Despite their Bosniak identity, the Pasics had an advantage: an uncle who lived in Serbia, “which gives you an idea of how complex the situation was,” Ema says. “We had family members living all over the former Yugoslavia.” They stayed with the uncle for a day, then secured seats on another plane. Once they reached the U.S., they had only two-week tourist visas, two weeks’ worth of clothes, and the generosity of friends. “My parents were anticipating that this wouldn’t really occur to the extent that it did, that we would be back in two weeks, no problem,” Ema says. “We kind of said goodbye haphazardly to my grandparents and friends and left — and literally ended up getting stuck in the U.S. and had to build a life.”

It would be a dozen years before the Pasics returned to Sarajevo, by which time her paternal grandfather was dead, killed by shrapnel as he was returning home one day to the apartment where Ema and her parents had lived.

‘WHERE WOULD YOU GO?’

Ema Pasic Reid’s story is the kind of stuff that has always drawn people to America. In Louisville, Resad Pasic got a job at the University of Louisville Hospital, where he is still a practicing obstetrician-gynecologist who is known as the “go-to doc” for Louisville’s sizable Bosnian population. Djenita Pasic went to law school at 35 and now does pro bono work for immigrant families. Ema earned her bachelor’s degree from Northwestern University with a double major in political science and international studies; she married Elliott Reid in 2015, and after graduating from Tuck this spring, the 30-year-old will go to work for New Balance in Boston, joining the marketing department of the fitness apparel company where she interned last summer. She’ll spend the next year living between Boston and Hanover because Elliott is a first-year MBA student at Tuck.

Basically, she’s living the American dream. “We were such a lucky, lucky family,” Ema says, “and that’s what makes it so hard for me to talk about, because I harbor all of this internal guilt for being one of the people that was able to escape with my immediate family.” But that’s also why she wanted to talk about it, because the experience of her family — refugees who became community builders and leaders — shows what America has long meant to the world.
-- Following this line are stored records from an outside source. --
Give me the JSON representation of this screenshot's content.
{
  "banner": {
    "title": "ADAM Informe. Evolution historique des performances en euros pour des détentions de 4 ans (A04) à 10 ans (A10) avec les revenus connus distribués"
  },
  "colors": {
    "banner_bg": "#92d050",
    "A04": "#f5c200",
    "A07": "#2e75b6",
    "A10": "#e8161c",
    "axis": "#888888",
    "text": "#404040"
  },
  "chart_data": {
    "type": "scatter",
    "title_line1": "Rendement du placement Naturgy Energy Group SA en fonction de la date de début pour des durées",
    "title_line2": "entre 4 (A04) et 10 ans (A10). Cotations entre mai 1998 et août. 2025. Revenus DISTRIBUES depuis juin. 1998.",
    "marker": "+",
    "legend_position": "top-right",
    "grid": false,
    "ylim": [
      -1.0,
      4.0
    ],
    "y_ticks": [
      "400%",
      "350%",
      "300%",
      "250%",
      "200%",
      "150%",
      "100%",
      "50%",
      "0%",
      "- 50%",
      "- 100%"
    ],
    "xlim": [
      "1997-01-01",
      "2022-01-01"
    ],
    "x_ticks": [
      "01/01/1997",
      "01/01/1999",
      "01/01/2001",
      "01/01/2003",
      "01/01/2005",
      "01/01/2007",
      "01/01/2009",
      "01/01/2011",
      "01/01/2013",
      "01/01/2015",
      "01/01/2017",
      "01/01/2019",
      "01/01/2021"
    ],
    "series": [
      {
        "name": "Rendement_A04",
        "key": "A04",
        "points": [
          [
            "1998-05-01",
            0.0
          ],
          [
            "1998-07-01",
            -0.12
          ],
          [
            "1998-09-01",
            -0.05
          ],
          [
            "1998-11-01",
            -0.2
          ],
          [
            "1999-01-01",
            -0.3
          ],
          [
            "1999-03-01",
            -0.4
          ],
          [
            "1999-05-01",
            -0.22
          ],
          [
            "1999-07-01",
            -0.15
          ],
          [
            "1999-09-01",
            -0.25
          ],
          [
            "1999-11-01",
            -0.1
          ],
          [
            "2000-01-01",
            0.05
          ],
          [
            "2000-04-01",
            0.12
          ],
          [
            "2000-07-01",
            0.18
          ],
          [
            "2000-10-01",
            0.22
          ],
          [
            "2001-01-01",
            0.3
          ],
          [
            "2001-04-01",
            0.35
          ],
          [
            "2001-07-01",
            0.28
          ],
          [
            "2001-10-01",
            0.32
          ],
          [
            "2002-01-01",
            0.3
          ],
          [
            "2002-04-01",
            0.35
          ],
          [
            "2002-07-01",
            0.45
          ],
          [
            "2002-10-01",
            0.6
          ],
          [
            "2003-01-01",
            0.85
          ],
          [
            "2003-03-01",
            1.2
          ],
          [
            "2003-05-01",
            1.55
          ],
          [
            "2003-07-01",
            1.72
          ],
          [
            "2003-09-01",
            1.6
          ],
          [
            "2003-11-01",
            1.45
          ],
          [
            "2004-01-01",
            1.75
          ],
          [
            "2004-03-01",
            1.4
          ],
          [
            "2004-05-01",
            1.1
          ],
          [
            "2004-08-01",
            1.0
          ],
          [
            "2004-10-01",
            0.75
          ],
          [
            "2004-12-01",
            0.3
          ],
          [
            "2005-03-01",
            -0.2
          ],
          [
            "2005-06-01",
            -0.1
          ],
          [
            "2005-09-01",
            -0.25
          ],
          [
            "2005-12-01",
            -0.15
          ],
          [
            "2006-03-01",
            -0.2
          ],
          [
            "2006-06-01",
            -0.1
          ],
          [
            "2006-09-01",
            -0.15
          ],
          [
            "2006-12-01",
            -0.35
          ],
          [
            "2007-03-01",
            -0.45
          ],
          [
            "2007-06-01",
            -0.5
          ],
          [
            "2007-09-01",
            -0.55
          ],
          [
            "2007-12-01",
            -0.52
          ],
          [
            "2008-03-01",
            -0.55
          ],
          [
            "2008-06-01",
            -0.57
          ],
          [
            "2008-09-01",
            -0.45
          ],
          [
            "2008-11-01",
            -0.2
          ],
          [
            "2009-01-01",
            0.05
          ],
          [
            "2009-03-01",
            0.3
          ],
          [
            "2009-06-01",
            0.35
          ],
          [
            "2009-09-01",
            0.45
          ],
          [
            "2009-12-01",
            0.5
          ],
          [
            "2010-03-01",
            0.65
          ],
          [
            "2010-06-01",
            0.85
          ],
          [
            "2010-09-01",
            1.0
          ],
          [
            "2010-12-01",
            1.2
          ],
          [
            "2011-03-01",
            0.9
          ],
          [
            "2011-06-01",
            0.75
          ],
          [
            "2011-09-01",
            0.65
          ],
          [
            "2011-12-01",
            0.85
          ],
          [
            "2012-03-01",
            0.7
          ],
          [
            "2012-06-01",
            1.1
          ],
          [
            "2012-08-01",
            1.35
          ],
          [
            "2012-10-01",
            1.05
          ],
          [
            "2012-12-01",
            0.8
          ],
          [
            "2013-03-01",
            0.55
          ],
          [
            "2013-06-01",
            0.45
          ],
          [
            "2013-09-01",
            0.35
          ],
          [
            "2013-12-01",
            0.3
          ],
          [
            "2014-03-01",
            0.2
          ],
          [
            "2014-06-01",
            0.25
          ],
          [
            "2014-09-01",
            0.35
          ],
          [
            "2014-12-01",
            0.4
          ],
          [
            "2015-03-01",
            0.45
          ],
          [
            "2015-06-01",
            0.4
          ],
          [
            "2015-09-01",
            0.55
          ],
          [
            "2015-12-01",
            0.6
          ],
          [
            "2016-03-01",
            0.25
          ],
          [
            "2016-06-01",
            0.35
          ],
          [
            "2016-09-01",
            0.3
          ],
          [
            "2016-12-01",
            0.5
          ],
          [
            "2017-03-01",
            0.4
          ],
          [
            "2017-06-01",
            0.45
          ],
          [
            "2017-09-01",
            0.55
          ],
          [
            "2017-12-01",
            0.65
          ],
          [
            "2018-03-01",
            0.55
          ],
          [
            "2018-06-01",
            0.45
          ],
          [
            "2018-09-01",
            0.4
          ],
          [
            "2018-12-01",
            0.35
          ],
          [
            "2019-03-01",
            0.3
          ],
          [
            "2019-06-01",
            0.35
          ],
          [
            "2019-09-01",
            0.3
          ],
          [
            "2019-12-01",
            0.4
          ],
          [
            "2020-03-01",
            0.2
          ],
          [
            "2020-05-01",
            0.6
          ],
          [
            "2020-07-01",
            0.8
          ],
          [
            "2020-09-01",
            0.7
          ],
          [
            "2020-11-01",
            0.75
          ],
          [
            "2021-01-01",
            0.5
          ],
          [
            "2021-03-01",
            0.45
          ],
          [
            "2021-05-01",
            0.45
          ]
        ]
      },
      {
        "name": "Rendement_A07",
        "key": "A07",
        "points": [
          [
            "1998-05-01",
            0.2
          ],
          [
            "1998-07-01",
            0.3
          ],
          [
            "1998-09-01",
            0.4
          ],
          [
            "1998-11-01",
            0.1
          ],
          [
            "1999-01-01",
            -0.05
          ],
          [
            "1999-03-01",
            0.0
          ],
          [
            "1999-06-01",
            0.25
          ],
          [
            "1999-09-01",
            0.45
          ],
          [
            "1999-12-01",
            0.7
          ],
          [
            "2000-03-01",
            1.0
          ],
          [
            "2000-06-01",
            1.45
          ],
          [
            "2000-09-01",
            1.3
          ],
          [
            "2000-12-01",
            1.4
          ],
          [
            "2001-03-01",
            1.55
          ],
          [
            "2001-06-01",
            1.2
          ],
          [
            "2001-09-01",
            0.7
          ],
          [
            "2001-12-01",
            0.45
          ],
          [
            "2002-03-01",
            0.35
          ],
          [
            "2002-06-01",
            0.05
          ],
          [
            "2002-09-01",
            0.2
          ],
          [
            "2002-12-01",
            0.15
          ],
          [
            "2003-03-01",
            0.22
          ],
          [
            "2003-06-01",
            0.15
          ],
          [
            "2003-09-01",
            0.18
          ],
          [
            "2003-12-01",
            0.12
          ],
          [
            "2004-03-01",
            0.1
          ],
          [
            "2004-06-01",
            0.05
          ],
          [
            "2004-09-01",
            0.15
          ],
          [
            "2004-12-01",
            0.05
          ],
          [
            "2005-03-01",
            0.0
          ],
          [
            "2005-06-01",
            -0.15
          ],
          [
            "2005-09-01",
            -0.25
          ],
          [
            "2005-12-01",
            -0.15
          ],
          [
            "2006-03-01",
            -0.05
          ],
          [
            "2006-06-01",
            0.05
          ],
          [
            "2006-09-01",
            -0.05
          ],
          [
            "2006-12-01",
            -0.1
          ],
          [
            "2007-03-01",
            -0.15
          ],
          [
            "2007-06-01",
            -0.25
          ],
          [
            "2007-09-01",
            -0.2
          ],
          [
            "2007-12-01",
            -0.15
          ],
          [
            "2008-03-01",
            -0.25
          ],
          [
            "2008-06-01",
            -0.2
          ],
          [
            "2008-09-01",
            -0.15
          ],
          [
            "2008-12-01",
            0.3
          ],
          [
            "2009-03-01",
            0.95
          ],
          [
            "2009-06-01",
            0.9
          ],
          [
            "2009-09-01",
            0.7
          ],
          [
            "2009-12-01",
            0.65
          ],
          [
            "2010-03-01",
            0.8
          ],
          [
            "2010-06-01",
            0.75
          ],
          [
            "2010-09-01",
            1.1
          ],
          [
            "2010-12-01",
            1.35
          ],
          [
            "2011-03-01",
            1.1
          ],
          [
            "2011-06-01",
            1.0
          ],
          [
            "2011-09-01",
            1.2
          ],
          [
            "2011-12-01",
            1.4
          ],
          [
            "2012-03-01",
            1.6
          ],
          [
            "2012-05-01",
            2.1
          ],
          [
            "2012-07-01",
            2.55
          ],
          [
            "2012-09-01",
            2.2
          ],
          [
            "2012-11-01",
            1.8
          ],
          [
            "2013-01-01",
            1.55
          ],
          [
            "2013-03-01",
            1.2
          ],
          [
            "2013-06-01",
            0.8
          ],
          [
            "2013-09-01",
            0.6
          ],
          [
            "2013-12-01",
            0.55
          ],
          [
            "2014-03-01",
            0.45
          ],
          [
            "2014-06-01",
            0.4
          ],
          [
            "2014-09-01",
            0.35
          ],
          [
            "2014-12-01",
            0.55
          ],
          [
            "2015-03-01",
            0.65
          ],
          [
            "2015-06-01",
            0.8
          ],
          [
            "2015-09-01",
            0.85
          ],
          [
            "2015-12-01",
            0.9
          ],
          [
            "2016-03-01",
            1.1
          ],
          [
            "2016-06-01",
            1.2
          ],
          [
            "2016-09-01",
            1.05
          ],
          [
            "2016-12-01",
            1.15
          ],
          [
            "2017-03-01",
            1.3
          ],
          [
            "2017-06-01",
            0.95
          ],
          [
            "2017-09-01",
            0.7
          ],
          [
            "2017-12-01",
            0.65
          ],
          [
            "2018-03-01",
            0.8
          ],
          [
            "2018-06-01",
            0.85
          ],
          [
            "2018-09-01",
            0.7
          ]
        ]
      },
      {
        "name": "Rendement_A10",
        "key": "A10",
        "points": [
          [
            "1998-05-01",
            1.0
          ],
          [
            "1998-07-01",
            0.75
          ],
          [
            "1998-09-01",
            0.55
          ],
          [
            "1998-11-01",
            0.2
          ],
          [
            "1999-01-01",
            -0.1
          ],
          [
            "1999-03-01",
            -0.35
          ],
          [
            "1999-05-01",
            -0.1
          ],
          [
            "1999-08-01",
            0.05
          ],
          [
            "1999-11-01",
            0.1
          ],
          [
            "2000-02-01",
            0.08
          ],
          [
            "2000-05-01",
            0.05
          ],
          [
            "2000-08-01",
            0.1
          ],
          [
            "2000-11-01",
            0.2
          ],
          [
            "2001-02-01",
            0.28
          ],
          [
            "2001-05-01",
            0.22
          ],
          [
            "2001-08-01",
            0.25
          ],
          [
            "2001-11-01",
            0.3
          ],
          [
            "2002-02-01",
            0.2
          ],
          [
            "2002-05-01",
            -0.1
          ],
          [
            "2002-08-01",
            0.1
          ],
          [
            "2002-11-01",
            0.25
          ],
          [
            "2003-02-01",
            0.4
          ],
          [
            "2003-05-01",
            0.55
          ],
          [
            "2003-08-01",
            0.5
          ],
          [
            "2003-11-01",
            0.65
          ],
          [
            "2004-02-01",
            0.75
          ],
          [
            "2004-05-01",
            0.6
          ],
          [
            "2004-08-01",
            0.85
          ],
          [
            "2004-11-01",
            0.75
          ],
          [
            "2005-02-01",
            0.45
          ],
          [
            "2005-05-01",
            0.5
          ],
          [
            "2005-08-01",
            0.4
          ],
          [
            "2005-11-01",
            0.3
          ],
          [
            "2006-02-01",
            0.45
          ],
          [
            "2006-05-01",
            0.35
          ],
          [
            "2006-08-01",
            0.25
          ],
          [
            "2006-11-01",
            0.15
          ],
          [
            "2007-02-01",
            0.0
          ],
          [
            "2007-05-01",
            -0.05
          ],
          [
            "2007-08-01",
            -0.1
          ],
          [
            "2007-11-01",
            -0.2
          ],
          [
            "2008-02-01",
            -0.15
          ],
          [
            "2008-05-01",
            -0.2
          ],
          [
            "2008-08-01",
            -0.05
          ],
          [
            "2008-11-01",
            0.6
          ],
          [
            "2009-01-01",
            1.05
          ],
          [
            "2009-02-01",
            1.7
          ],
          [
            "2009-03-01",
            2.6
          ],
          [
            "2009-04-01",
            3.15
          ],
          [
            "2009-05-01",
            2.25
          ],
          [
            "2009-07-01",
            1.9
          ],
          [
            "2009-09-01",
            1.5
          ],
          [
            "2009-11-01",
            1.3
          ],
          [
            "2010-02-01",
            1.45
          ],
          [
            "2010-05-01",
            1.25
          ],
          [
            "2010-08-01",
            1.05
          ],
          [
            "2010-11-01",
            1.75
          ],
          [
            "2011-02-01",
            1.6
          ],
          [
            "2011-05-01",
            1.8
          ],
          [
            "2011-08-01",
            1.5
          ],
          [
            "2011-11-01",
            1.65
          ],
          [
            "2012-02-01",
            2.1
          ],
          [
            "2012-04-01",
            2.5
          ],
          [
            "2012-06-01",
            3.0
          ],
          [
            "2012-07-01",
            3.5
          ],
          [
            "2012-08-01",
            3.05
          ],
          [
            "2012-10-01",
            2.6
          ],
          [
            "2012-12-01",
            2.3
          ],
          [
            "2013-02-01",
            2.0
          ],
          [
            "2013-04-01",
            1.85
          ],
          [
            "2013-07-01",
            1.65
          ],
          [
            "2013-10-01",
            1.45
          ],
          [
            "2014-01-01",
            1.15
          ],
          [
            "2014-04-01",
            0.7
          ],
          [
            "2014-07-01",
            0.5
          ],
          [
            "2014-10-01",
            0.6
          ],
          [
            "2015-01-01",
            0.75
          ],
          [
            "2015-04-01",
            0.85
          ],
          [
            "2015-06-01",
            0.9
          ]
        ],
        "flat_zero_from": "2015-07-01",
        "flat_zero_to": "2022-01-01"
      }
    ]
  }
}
“(Refugees) are people who are so grateful for the opportunity to develop a new life and are insanely eager to contribute to society and assimilate as quickly as possible,” Ema says in her Tuck Talk. “Imagine that starting tomorrow your citizenship means nothing, that your blue passport does not represent a home to return to, and that your currency no longer exists. Your savings are wiped out, and you have to leave. Where would you go?”